Drag is the air resistance that all aircraft experience in flight and it acts parallel to the relative airflow. Drag is broken down into two categories – induced drag and parasite drag. We’ll start by looking at induced drag.
We’ve learnt the aerofoil creates a total reaction by altering the speed and direction of the air flowing over it, and the total reaction has two components – lift and drag. The drag component is known as induced drag.
Since the lift and induced drag are components of the total reaction, it makes sense that whenever we increase the total reaction by increasing the angle of attack, we also increase induced drag.
As angle of attack increases, the pressure difference between the top and bottom of the wing also increases. At the end of the wing, there is no barrier to prevent the higher pressure below the wing from spilling around the wingtip and over the top of the wing.

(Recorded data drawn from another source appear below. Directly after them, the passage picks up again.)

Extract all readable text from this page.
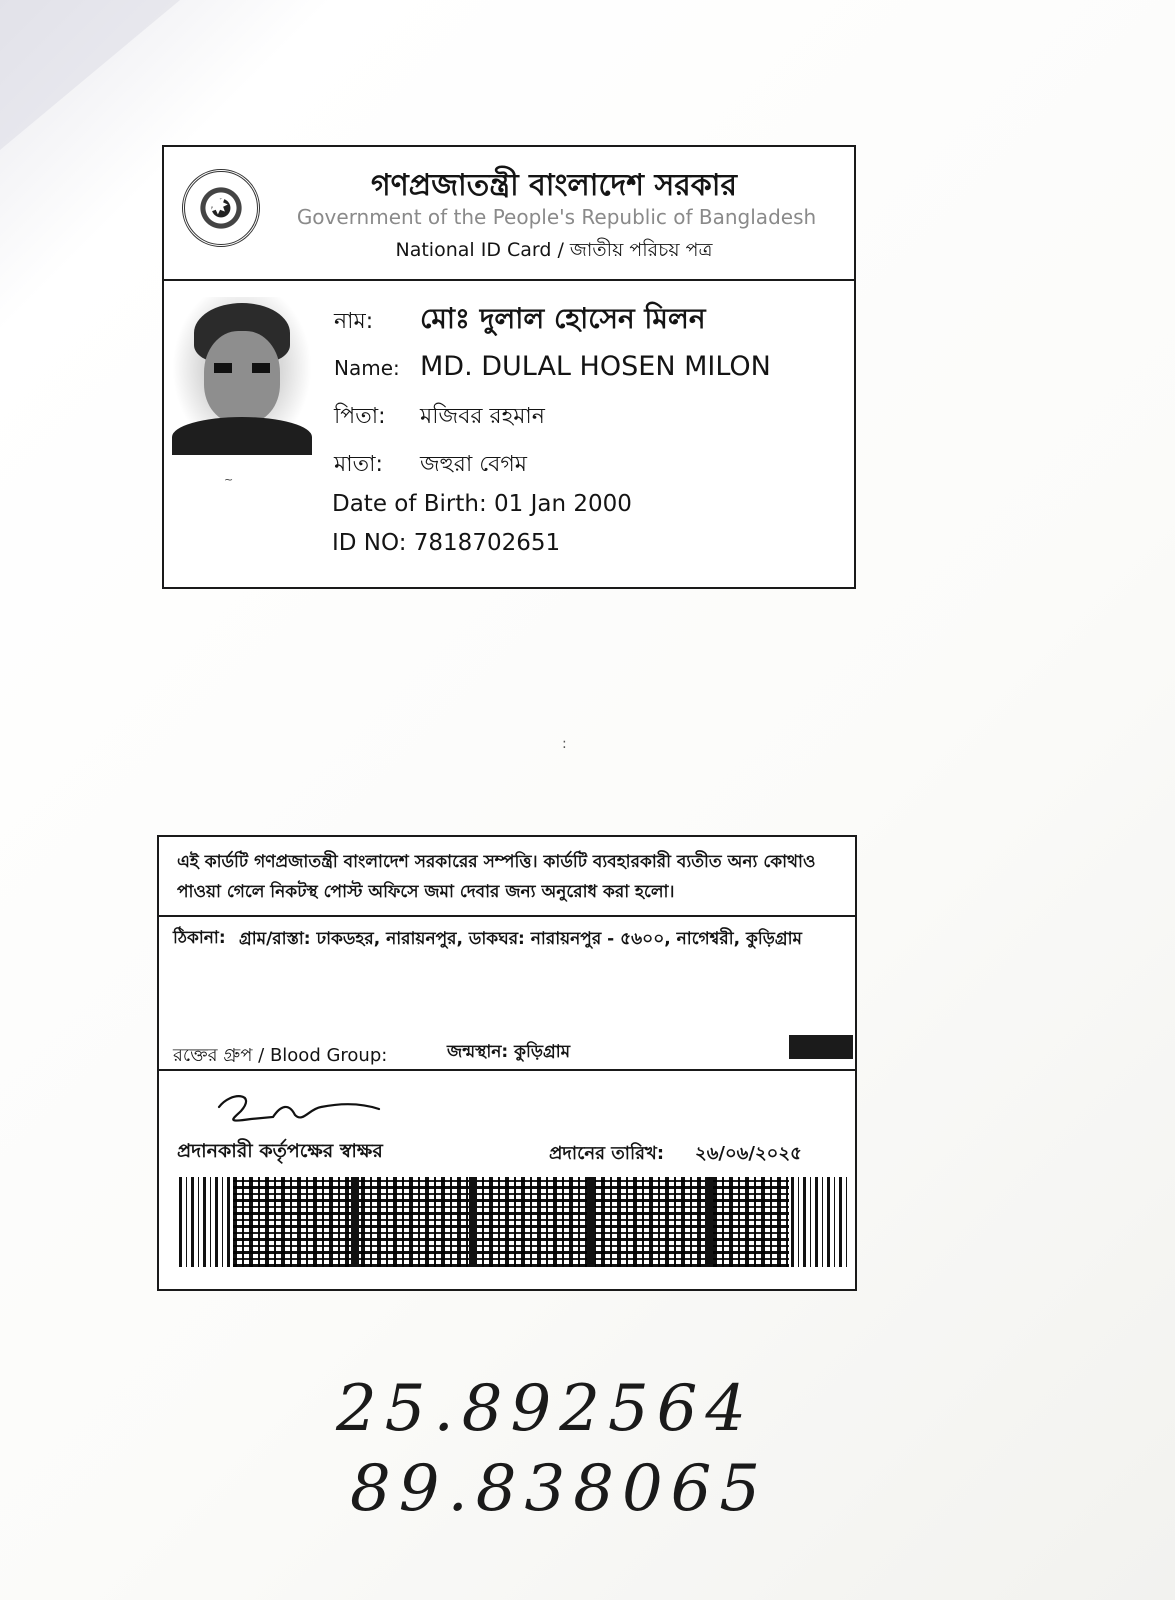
✸
গণপ্রজাতন্ত্রী বাংলাদেশ সরকার
Government of the People's Republic of Bangladesh
National ID Card / জাতীয় পরিচয় পত্র
~
নাম: মোঃ দুলাল হোসেন মিলন
Name: MD. DULAL HOSEN MILON
পিতা: মজিবর রহমান
মাতা: জহুরা বেগম
Date of Birth: 01 Jan 2000
ID NO: 7818702651
:
এই কার্ডটি গণপ্রজাতন্ত্রী বাংলাদেশ সরকারের সম্পত্তি। কার্ডটি ব্যবহারকারী ব্যতীত অন্য কোথাও পাওয়া গেলে নিকটস্থ পোস্ট অফিসে জমা দেবার জন্য অনুরোধ করা হলো।
ঠিকানা: গ্রাম/রাস্তা: ঢাকডহর, নারায়নপুর, ডাকঘর: নারায়নপুর - ৫৬০০, নাগেশ্বরী, কুড়িগ্রাম
রক্তের গ্রুপ / Blood Group:	জন্মস্থান: কুড়িগ্রাম
প্রদানকারী কর্তৃপক্ষের স্বাক্ষর	প্রদানের তারিখ: ২৬/০৬/২০২৫
25.892564
89.838065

This creates a spiraling airflow trailing behind the wingtips – known as a wingtip vortex.
The energy that is used in creating these wingtip vortices comes from the forward movement of the aircraft and is experienced as drag. So as angle of attack increases, the wingtip vortices cause induced drag to increase significantly.
As speed increases, the angle of attack is reduced to maintain level flight and the pressure difference between the top and bottom of the wing reduces.
This reduces the strength of the wingtip vortices and so induced drag decreases as speed increases. Conversely, a decrease in speed results in an increase in induced drag.